DNA repair gene variants in endometrial carcinoma

• Published in: Medical oncology (Northwood, London, England) Vol. 29; no. 4; pp. 2949 - 2954
• Main Authors: Cincin, Zeynep Birsu, Iyibozkurt, Ahmet Cem, Kuran, Sibel Bulgurcuoglu, Cakmakoglu, Bedia
• Format: Journal Article
• Language: English
• Published: Boston Springer US 01.12.2012; Springer Nature B.V
• Subjects: Aged; Biopsy; Carcinoma; DNA Glycosylases - genetics; DNA repair; DNA Repair - genetics; DNA-Binding Proteins - genetics; Endometrial Neoplasms - genetics; Endometrium; Female; Gene polymorphism; Hematology; Humans; Internal Medicine; Medicine; Medicine & Public Health; Middle Aged; Oncology; Original Paper; Pathology; Polymerase chain reaction; Restriction fragment length polymorphism; X-ray Repair Cross Complementing Protein 1; Xeroderma Pigmentosum Group D Protein - genetics; XPD protein; XRCC1 protein; HOGG1; APE-1; Endometrial cancer; XRCC3; XRCC1; DNA repair; XPD; XPG; Polymorphism
• ISSN: 1357-0560; 1559-131X
• DOI: 10.1007/s12032-012-0162-7

Several polymorphisms in the DNA repair gene are thought to have significant effects on cancer risk.
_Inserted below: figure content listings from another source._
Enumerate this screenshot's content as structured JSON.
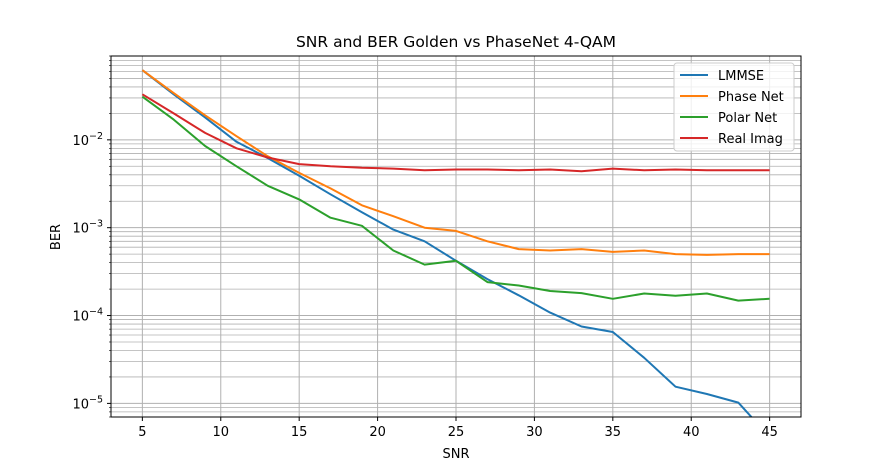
{
  "chart_data": {
    "type": "line",
    "title": "SNR and BER Golden vs PhaseNet 4-QAM",
    "xlabel": "SNR",
    "ylabel": "BER",
    "xlim": [
      3,
      47
    ],
    "ylim": [
      7e-06,
      0.09
    ],
    "yscale": "log",
    "grid": true,
    "legend_position": "top-right",
    "x_ticks": [
      5,
      10,
      15,
      20,
      25,
      30,
      35,
      40,
      45
    ],
    "y_ticks": [
      {
        "value": 1e-05,
        "mantissa": "10",
        "exp": "−5"
      },
      {
        "value": 0.0001,
        "mantissa": "10",
        "exp": "−4"
      },
      {
        "value": 0.001,
        "mantissa": "10",
        "exp": "−3"
      },
      {
        "value": 0.01,
        "mantissa": "10",
        "exp": "−2"
      }
    ],
    "x": [
      5,
      7,
      9,
      11,
      13,
      15,
      17,
      19,
      21,
      23,
      25,
      27,
      29,
      31,
      33,
      35,
      37,
      39,
      41,
      43,
      45
    ],
    "series": [
      {
        "name": "LMMSE",
        "color": "#1f77b4",
        "values": [
          0.062,
          0.033,
          0.018,
          0.0095,
          0.0062,
          0.0039,
          0.0024,
          0.0015,
          0.00095,
          0.0007,
          0.00042,
          0.00026,
          0.00017,
          0.000108,
          7.5e-05,
          6.5e-05,
          3.3e-05,
          1.55e-05,
          1.28e-05,
          1.02e-05,
          1e-07
        ]
      },
      {
        "name": "Phase Net",
        "color": "#ff7f0e",
        "values": [
          0.062,
          0.034,
          0.019,
          0.011,
          0.0065,
          0.0042,
          0.0028,
          0.0018,
          0.00135,
          0.001,
          0.00092,
          0.0007,
          0.00057,
          0.00055,
          0.00057,
          0.00053,
          0.00055,
          0.0005,
          0.00049,
          0.0005,
          0.0005
        ]
      },
      {
        "name": "Polar Net",
        "color": "#2ca02c",
        "values": [
          0.031,
          0.017,
          0.0085,
          0.005,
          0.003,
          0.0021,
          0.0013,
          0.00105,
          0.00055,
          0.00038,
          0.00042,
          0.00024,
          0.00022,
          0.00019,
          0.00018,
          0.000155,
          0.000178,
          0.000168,
          0.000178,
          0.000148,
          0.000155
        ]
      },
      {
        "name": "Real Imag",
        "color": "#d62728",
        "values": [
          0.033,
          0.02,
          0.012,
          0.008,
          0.0063,
          0.0053,
          0.005,
          0.0048,
          0.0047,
          0.0045,
          0.0046,
          0.0046,
          0.0045,
          0.0046,
          0.0044,
          0.0047,
          0.0045,
          0.0046,
          0.0045,
          0.0045,
          0.0045
        ]
      }
    ]
  }
}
In this study, we investigated the association of the polymorphisms in the DNA repair genes, XRCC1 Arg399Gln, XRCC3 Thr241Met, XPD Lys751Gln, XPG Asp1104His, APE1 Asp148Glu, and HOGG1 Ser326Cys, with endometrium cancer risk. Two hundred and sixty-two women were included in the study. Endometrial biopsy was performed, and on the basis of diagnosis and histological examination, women were divided into two groups: a control group ( n  = 158) and an endometrial cancer group ( n  = 104). Genotypes were determined by PCR–RFLP assays in endometrial carcinoma patients and age-matched controls. In this study, we found that the frequencies of Glu+ and Asp/Glu genotypes in APE, Gln/Gln genotype of XRCC1, Met/Met genotype of XRCC3, Cys+ and Ser/Cys genotypes of HOGG1, His+ and Asp/His genotypes of XPG, and Gln+ and Gln/Gln genotypes of XPD are more prevalent in patients than controls. Frequencies of Thr/Thr genotype in XRCC3 were increased in controls compared with patients and seem to be protected from endometrial cancer. Our findings suggest that XRCC1, XRCC3, XPD, XPG, APE1, and HOGG1 genetic variants may be associated with endometrial cancer in Turkish women.